The first two steps are documented in [@Monnet11c, pp. 47-52]
```{r include=TRUE, fig.width = 12, fig.height = 4}
# tree detection (default settings), applied on canopy height model
segms <- lidaRtRee::treeSegmentation(chm)
#
par(mfrow=c(1,3))
# display pre-processed chm
raster::plot(segms$smoothed.dem,asp=1, main="Pre-processed CHM")
# display selected local maxima
raster::plot(segms$local.maxima,asp=1, main="Selected local maxima")
# display segments
raster::plot(segms$segments.id %% 8,asp=1, main="Segments")
```
### Tree extraction
A data.frame of detected trees located in the plot mask is then extracted with the function treeExtraction. Segments can be converted from raster to polygons but the operation is quite slow. Attributes are :
* id: tree id
+ x: easting coordinate of tree top
+ y: northing coordinate of tree top
+ h: height of tree top
+ dom.radius: distance of tree top to nearest crown of neighbouring tree with larger height
+ s: crown surface
+ v: crown volume
+ sp: crown surface inside plot
+ vp: crown volume inside plot
```{r include=TRUE, fig.width = 6.5, fig.height = 6}
## tree extraction only inside plot mask for subsequent comparison
trees <- lidaRtRee::treeExtraction(segms$filled.dem, segms$local.maxima, segms$segments.id, plotMask)
head(trees)
# convert segments from raster to polygons
v.segments <- raster::rasterToPolygons(segms[[2]], dissolve=T)
#
# display initial image
raster::plot(chm,asp=1, col=gray(seq(0,1,1/255)), main ="Canopy Height Model and detected positions")
# display segments border
sp::plot(v.segments,border="white",add=T)
# display plot mask
sp::plot(v.plotMask,border="red",add=T)
# display inventoried trees
graphics::points(trees$x, trees$y, col="blue", cex=trees$h/20)
```
## Detection evaluation
### Tree matching
To assess detection accuracy, reference (field) trees should be linked to detected trees. Despite the possibility of error, automated matching has the advantage of making the comparison of results from different algorithms and settings reproducible and objective. The algorithm presented below is based on the 3D distance between detected treetops and inventory positions and heights [@Monnet2014].
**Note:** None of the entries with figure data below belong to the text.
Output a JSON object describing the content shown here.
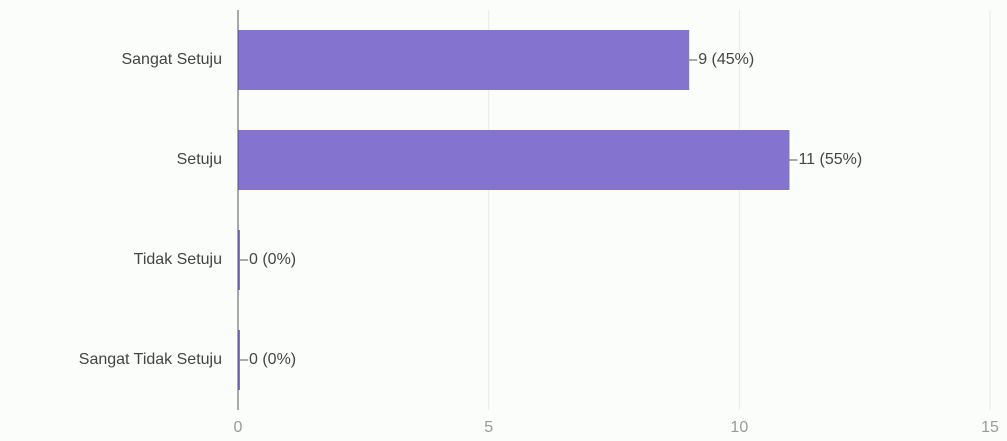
{
  "chart_data": {
    "type": "bar",
    "orientation": "horizontal",
    "categories": [
      "Sangat Setuju",
      "Setuju",
      "Tidak Setuju",
      "Sangat Tidak Setuju"
    ],
    "values": [
      9,
      11,
      0,
      0
    ],
    "value_labels": [
      "9 (45%)",
      "11 (55%)",
      "0 (0%)",
      "0 (0%)"
    ],
    "color": "#8474cf",
    "xlim": [
      0,
      15
    ],
    "xticks": [
      0,
      5,
      10,
      15
    ],
    "grid": true
  }
}
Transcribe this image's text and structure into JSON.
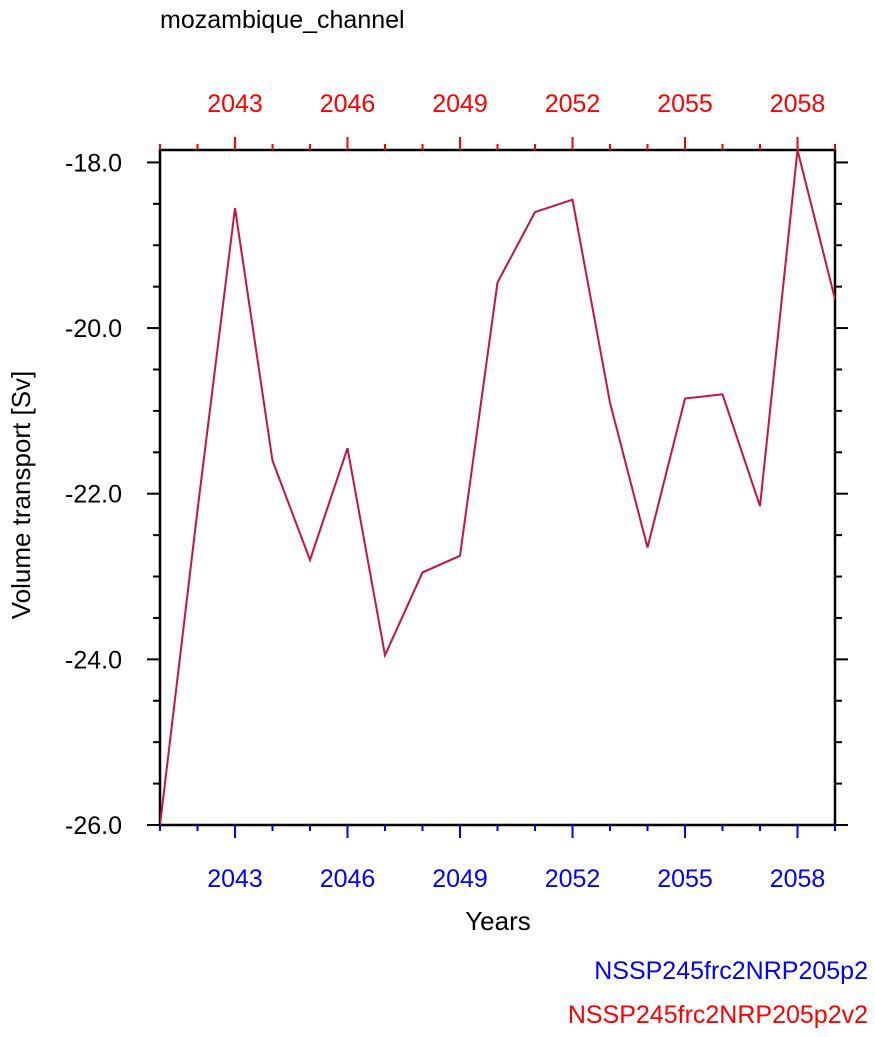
{
  "chart_data": {
    "type": "line",
    "title": "mozambique_channel",
    "xlabel": "Years",
    "ylabel": "Volume transport [Sv]",
    "xlim": [
      2041,
      2059
    ],
    "ylim": [
      -26.0,
      -17.85
    ],
    "x_ticks": [
      2043,
      2046,
      2049,
      2052,
      2055,
      2058
    ],
    "x_tick_labels": [
      "2043",
      "2046",
      "2049",
      "2052",
      "2055",
      "2058"
    ],
    "y_ticks": [
      -26.0,
      -24.0,
      -22.0,
      -20.0,
      -18.0
    ],
    "y_tick_labels": [
      "-26.0",
      "-24.0",
      "-22.0",
      "-20.0",
      "-18.0"
    ],
    "top_axis_color": "#ff0000",
    "bottom_axis_color": "#0000ff",
    "line_color": "#c8143c",
    "series": [
      {
        "x": [
          2041,
          2042,
          2043,
          2044,
          2045,
          2046,
          2047,
          2048,
          2049,
          2050,
          2051,
          2052,
          2053,
          2054,
          2055,
          2056,
          2057,
          2058,
          2059
        ],
        "values": [
          -26.0,
          -22.2,
          -18.55,
          -21.6,
          -22.8,
          -21.45,
          -23.95,
          -22.95,
          -22.75,
          -19.45,
          -18.6,
          -18.45,
          -20.9,
          -22.65,
          -20.85,
          -20.8,
          -22.15,
          -17.85,
          -19.65
        ]
      }
    ],
    "legend": [
      {
        "label": "NSSP245frc2NRP205p2",
        "color": "#0000ff"
      },
      {
        "label": "NSSP245frc2NRP205p2v2",
        "color": "#ff0000"
      }
    ],
    "legend_position": "bottom-right"
  }
}
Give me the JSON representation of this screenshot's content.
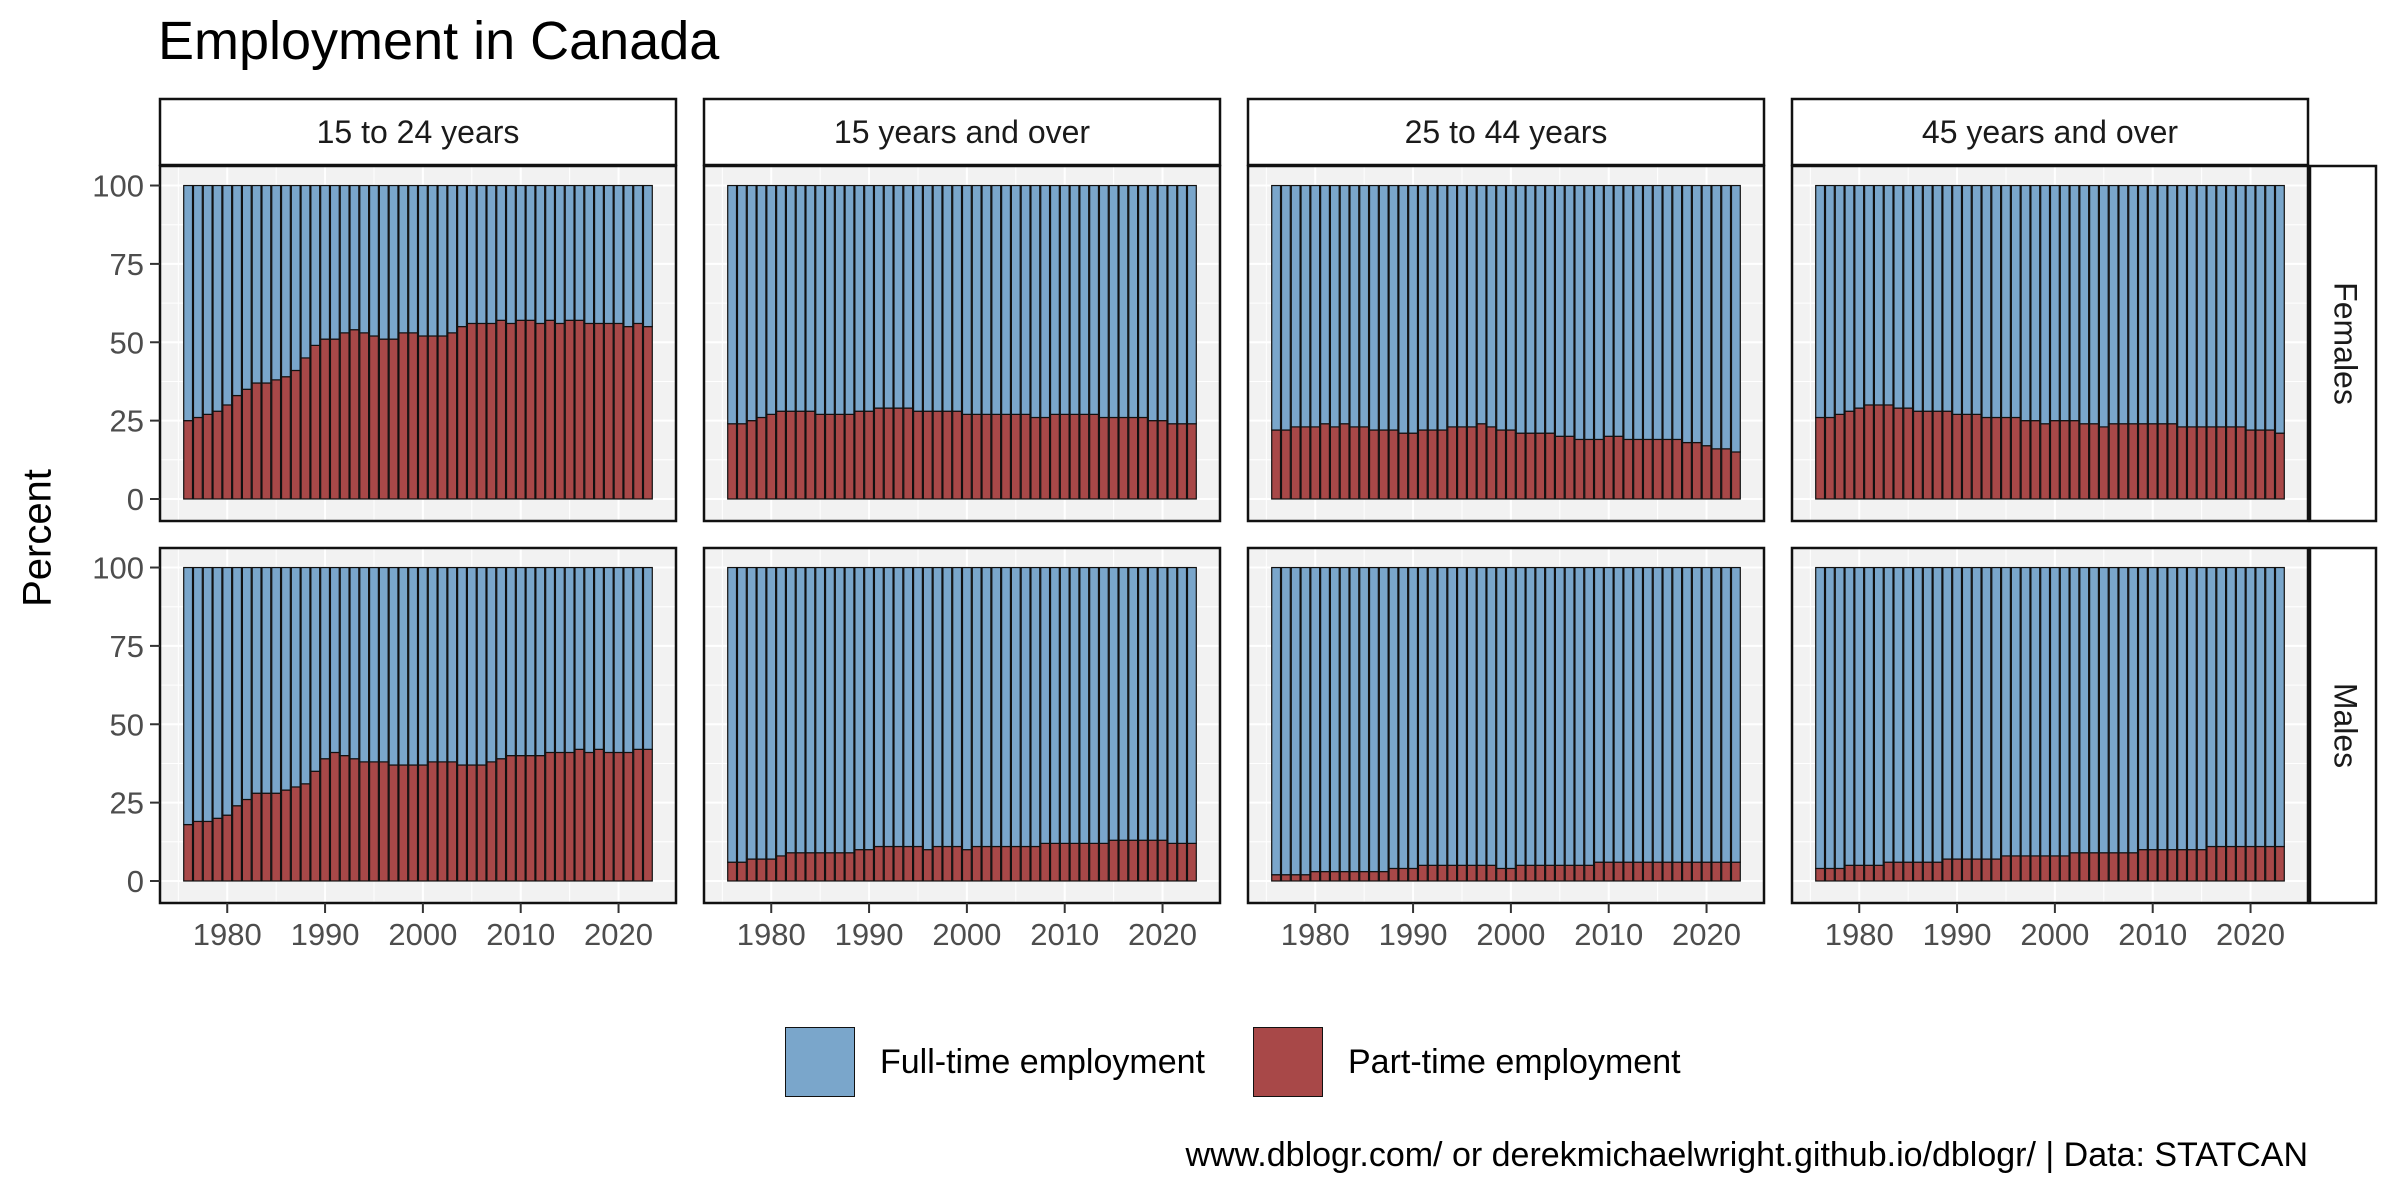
{
  "chart_data": {
    "type": "bar",
    "stacked": true,
    "title": "Employment in Canada",
    "xlabel": "",
    "ylabel": "Percent",
    "caption": "www.dblogr.com/ or derekmichaelwright.github.io/dblogr/ | Data: STATCAN",
    "x_ticks": [
      1980,
      1990,
      2000,
      2010,
      2020
    ],
    "y_ticks": [
      0,
      25,
      50,
      75,
      100
    ],
    "ylim": [
      0,
      100
    ],
    "years": [
      1976,
      1977,
      1978,
      1979,
      1980,
      1981,
      1982,
      1983,
      1984,
      1985,
      1986,
      1987,
      1988,
      1989,
      1990,
      1991,
      1992,
      1993,
      1994,
      1995,
      1996,
      1997,
      1998,
      1999,
      2000,
      2001,
      2002,
      2003,
      2004,
      2005,
      2006,
      2007,
      2008,
      2009,
      2010,
      2011,
      2012,
      2013,
      2014,
      2015,
      2016,
      2017,
      2018,
      2019,
      2020,
      2021,
      2022,
      2023
    ],
    "facet_columns": [
      "15 to 24 years",
      "15 years and over",
      "25 to 44 years",
      "45 years and over"
    ],
    "facet_rows": [
      "Females",
      "Males"
    ],
    "series_names": [
      "Full-time employment",
      "Part-time employment"
    ],
    "colors": {
      "full_time": "#7aa6cb",
      "part_time": "#a84848",
      "bar_edge": "#111111",
      "panel_bg": "#f2f2f2",
      "grid": "#ffffff"
    },
    "legend_position": "bottom",
    "grid": true,
    "note": "Each bar stacks part-time share (bottom) and full-time share (top) summing to 100.",
    "panels": [
      {
        "row": "Females",
        "column": "15 to 24 years",
        "part_time": [
          25,
          26,
          27,
          28,
          30,
          33,
          35,
          37,
          37,
          38,
          39,
          41,
          45,
          49,
          51,
          51,
          53,
          54,
          53,
          52,
          51,
          51,
          53,
          53,
          52,
          52,
          52,
          53,
          55,
          56,
          56,
          56,
          57,
          56,
          57,
          57,
          56,
          57,
          56,
          57,
          57,
          56,
          56,
          56,
          56,
          55,
          56,
          55
        ]
      },
      {
        "row": "Females",
        "column": "15 years and over",
        "part_time": [
          24,
          24,
          25,
          26,
          27,
          28,
          28,
          28,
          28,
          27,
          27,
          27,
          27,
          28,
          28,
          29,
          29,
          29,
          29,
          28,
          28,
          28,
          28,
          28,
          27,
          27,
          27,
          27,
          27,
          27,
          27,
          26,
          26,
          27,
          27,
          27,
          27,
          27,
          26,
          26,
          26,
          26,
          26,
          25,
          25,
          24,
          24,
          24
        ]
      },
      {
        "row": "Females",
        "column": "25 to 44 years",
        "part_time": [
          22,
          22,
          23,
          23,
          23,
          24,
          23,
          24,
          23,
          23,
          22,
          22,
          22,
          21,
          21,
          22,
          22,
          22,
          23,
          23,
          23,
          24,
          23,
          22,
          22,
          21,
          21,
          21,
          21,
          20,
          20,
          19,
          19,
          19,
          20,
          20,
          19,
          19,
          19,
          19,
          19,
          19,
          18,
          18,
          17,
          16,
          16,
          15
        ]
      },
      {
        "row": "Females",
        "column": "45 years and over",
        "part_time": [
          26,
          26,
          27,
          28,
          29,
          30,
          30,
          30,
          29,
          29,
          28,
          28,
          28,
          28,
          27,
          27,
          27,
          26,
          26,
          26,
          26,
          25,
          25,
          24,
          25,
          25,
          25,
          24,
          24,
          23,
          24,
          24,
          24,
          24,
          24,
          24,
          24,
          23,
          23,
          23,
          23,
          23,
          23,
          23,
          22,
          22,
          22,
          21
        ]
      },
      {
        "row": "Males",
        "column": "15 to 24 years",
        "part_time": [
          18,
          19,
          19,
          20,
          21,
          24,
          26,
          28,
          28,
          28,
          29,
          30,
          31,
          35,
          39,
          41,
          40,
          39,
          38,
          38,
          38,
          37,
          37,
          37,
          37,
          38,
          38,
          38,
          37,
          37,
          37,
          38,
          39,
          40,
          40,
          40,
          40,
          41,
          41,
          41,
          42,
          41,
          42,
          41,
          41,
          41,
          42,
          42
        ]
      },
      {
        "row": "Males",
        "column": "15 years and over",
        "part_time": [
          6,
          6,
          7,
          7,
          7,
          8,
          9,
          9,
          9,
          9,
          9,
          9,
          9,
          10,
          10,
          11,
          11,
          11,
          11,
          11,
          10,
          11,
          11,
          11,
          10,
          11,
          11,
          11,
          11,
          11,
          11,
          11,
          12,
          12,
          12,
          12,
          12,
          12,
          12,
          13,
          13,
          13,
          13,
          13,
          13,
          12,
          12,
          12
        ]
      },
      {
        "row": "Males",
        "column": "25 to 44 years",
        "part_time": [
          2,
          2,
          2,
          2,
          3,
          3,
          3,
          3,
          3,
          3,
          3,
          3,
          4,
          4,
          4,
          5,
          5,
          5,
          5,
          5,
          5,
          5,
          5,
          4,
          4,
          5,
          5,
          5,
          5,
          5,
          5,
          5,
          5,
          6,
          6,
          6,
          6,
          6,
          6,
          6,
          6,
          6,
          6,
          6,
          6,
          6,
          6,
          6
        ]
      },
      {
        "row": "Males",
        "column": "45 years and over",
        "part_time": [
          4,
          4,
          4,
          5,
          5,
          5,
          5,
          6,
          6,
          6,
          6,
          6,
          6,
          7,
          7,
          7,
          7,
          7,
          7,
          8,
          8,
          8,
          8,
          8,
          8,
          8,
          9,
          9,
          9,
          9,
          9,
          9,
          9,
          10,
          10,
          10,
          10,
          10,
          10,
          10,
          11,
          11,
          11,
          11,
          11,
          11,
          11,
          11
        ]
      }
    ]
  }
}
```{r include=TRUE, fig.width = 6.5, fig.height = 6}
# match detected treetops with field trees based on relative distance of apices
matched <- lidaRtRee::treeMatching(treeinventorychablais3[selec,c("x","y","h")],trees[,c("x","y","h")])
# display matching results
lidaRtRee::plot2Dmatched(treeinventorychablais3[selec,c("x","y","h")], trees[,c("x","y","h")], matched, chm, v.plotMask)
```
### Detection accuracy
```{r include=FALSE}
# height histogram of detections
detection.stats <- lidaRtRee::histDetection(treeinventorychablais3[selec,c("x","y","h")], trees[,c("x","y","h")], matched)
```
Detection accuracy is evaluated thanks to the number of correct detections (`r detection.stats$true.detections`), false detections (`r detection.stats$false.detections`) and omissions (`r detection.stats$omissions`). In heterogeneous stands, detection accuracy is height-dependent, it is informative to display those categories on a height histogram.
```{r include=TRUE, fig.width = 6.5, fig.height = 6}
# height histogram of detections
detection.stats <- lidaRtRee::histDetection(treeinventorychablais3[selec,c("x","y","h")], trees[,c("x","y","h")], matched)
```
### Height estimation accuracy
```{r include=FALSE}
heightReg <- lidaRtRee::heightRegression(treeinventorychablais3[selec,c("x","y","h")], trees[,c("x","y","h")], matched, species=treeinventorychablais3$s)
```
For true detections, estimated heights can be compared to field-measured heights. Here, the root mean square error is `r round(heightReg$stats$rmse,1)`m, while the bias is `r round(heightReg$stats$bias,1)`m. The linear regression is displayed hereafter.
```{r include=TRUE, fig.width = 6.5, fig.height = 6}
# linear regression between reference height and estimated height
heightReg <- lidaRtRee::heightRegression(treeinventorychablais3[selec,c("x","y","h")], trees[,c("x","y","h")], matched, species=treeinventorychablais3$s)
```
## Species Classification
### Points in segments
Before computation of point cloud metrics in each segment, the whole point cloud is normalized to convert point altitude to height above ground. Points are then labelled with the id of the segment they belong to. A list of las objects corresponding to the segments is then created.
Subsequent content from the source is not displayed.